In recent days, Liam Fox has resurfaced after his resignation as Defence Secretary. In two internventions, he has focused on security issues – and, in particular, on the link between fiscal conservatism and the values of the west.
In an article for the Washington Times, Dr Fox repeats a theme that he and William Hague have long emphasised: debt is a security issue. Writing for an American audience he warns that American power will decline seismically – in the same way debt killed Habsburg Spain, Bourgogne France and the Ottoman Empire – if the next resident of the White House doesn't get borrowing under control:
"The United States, with its huge debt interest payments burden, not only over borrows and over taxes the American people but is, of necessity, cutting its defence spending to help make ends meet. The irony seems to be lost on some that much of this debt interest will end up in Moscow and Beijing. In other words, America has been more enfeebled by welfarism and big government than it ever was by the ideology or practice of communism. There is no doubt a wry smile or two inside the Kremlin."
Don't think of today's debt crisis as a temporary issue, he warns, but as a pivotal moment in our history – if we don't change course. The crisis and its remedy will dominate for "a decade." "This," he continues, "is a structural correction to Western economies that are still living beyond their means, placing too little importance on sound money and failing to adjust to the ultra competitive nature of the globalised economy."
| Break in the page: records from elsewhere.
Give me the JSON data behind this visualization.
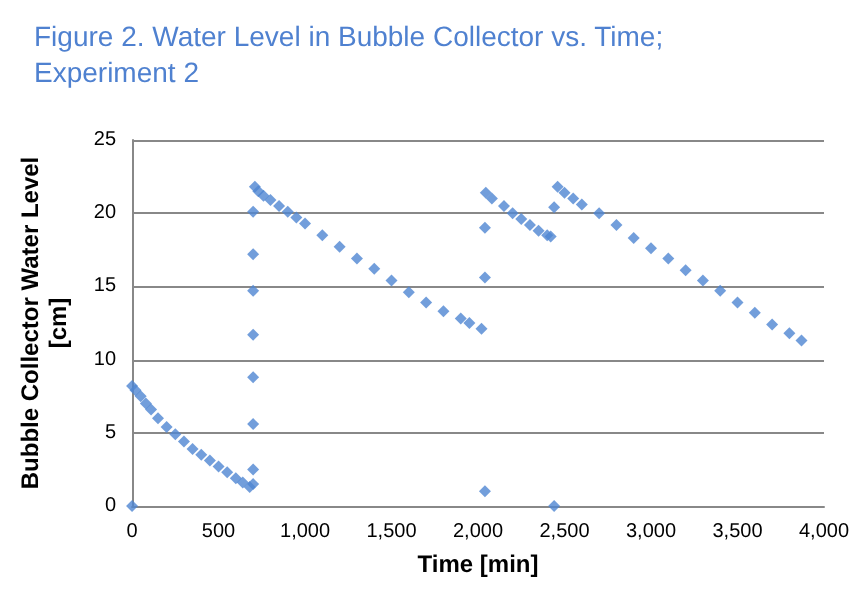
{
  "chart_data": {
    "type": "scatter",
    "title": "Figure 2. Water Level in Bubble Collector vs. Time;\nExperiment 2",
    "xlabel": "Time [min]",
    "ylabel": "Bubble Collector Water Level\n[cm]",
    "x": [
      0,
      0,
      20,
      50,
      80,
      110,
      150,
      200,
      250,
      300,
      350,
      400,
      450,
      500,
      550,
      600,
      640,
      680,
      700,
      700,
      700,
      700,
      700,
      700,
      700,
      700,
      710,
      730,
      760,
      800,
      850,
      900,
      950,
      1000,
      1100,
      1200,
      1300,
      1400,
      1500,
      1600,
      1700,
      1800,
      1900,
      1950,
      2020,
      2040,
      2040,
      2040,
      2045,
      2080,
      2150,
      2200,
      2250,
      2300,
      2350,
      2400,
      2420,
      2440,
      2440,
      2460,
      2500,
      2550,
      2600,
      2700,
      2800,
      2900,
      3000,
      3100,
      3200,
      3300,
      3400,
      3500,
      3600,
      3700,
      3800,
      3870
    ],
    "series": [
      {
        "color": "#4f86d2",
        "values": [
          0,
          8.2,
          7.9,
          7.5,
          7.0,
          6.6,
          6.0,
          5.4,
          4.9,
          4.4,
          3.9,
          3.5,
          3.1,
          2.7,
          2.3,
          1.9,
          1.6,
          1.3,
          1.5,
          2.5,
          5.6,
          8.8,
          11.7,
          14.7,
          17.2,
          20.1,
          21.8,
          21.5,
          21.2,
          20.9,
          20.5,
          20.1,
          19.7,
          19.3,
          18.5,
          17.7,
          16.9,
          16.2,
          15.4,
          14.6,
          13.9,
          13.3,
          12.8,
          12.5,
          12.1,
          1.0,
          15.6,
          19.0,
          21.4,
          21.0,
          20.5,
          20.0,
          19.6,
          19.2,
          18.8,
          18.5,
          18.4,
          0,
          20.4,
          21.8,
          21.4,
          21.0,
          20.6,
          20.0,
          19.2,
          18.3,
          17.6,
          16.9,
          16.1,
          15.4,
          14.7,
          13.9,
          13.2,
          12.4,
          11.8,
          11.3
        ]
      }
    ],
    "xlim": [
      0,
      4000
    ],
    "xticks": [
      {
        "value": 0,
        "label": "0"
      },
      {
        "value": 500,
        "label": "500"
      },
      {
        "value": 1000,
        "label": "1,000"
      },
      {
        "value": 1500,
        "label": "1,500"
      },
      {
        "value": 2000,
        "label": "2,000"
      },
      {
        "value": 2500,
        "label": "2,500"
      },
      {
        "value": 3000,
        "label": "3,000"
      },
      {
        "value": 3500,
        "label": "3,500"
      },
      {
        "value": 4000,
        "label": "4,000"
      }
    ],
    "ylim": [
      0,
      25
    ],
    "yticks": [
      0,
      5,
      10,
      15,
      20,
      25
    ],
    "grid": "y",
    "marker": "diamond"
  }
}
Visiting Georgia where he spent an Orthodox Christmas with the President, Fox gave a short speech in which he set out the importance of defending our own values in fighting external aggressors:
"Fundamentally, Western leaders, particularly Margaret Thatcher and Ronald Reagan, instinctively recognised that defence and security was not simply a matter of military hardware. They recognised in the Cold War that it was necessary to de-legitimise the views of the Communist world not least by having a clear and credible alternative of their own based on liberty, law and the application of constitutional government. That fundamental dynamic has not changed today. Freedom is not the natural state of affairs. It has to be plucked from the forces of disorder, anarchy and oppression. It must be fought for in every place and in every generation and then nurtured and protected. Its enemies are many- the pursuit of personal power, external aggression and internal complacency."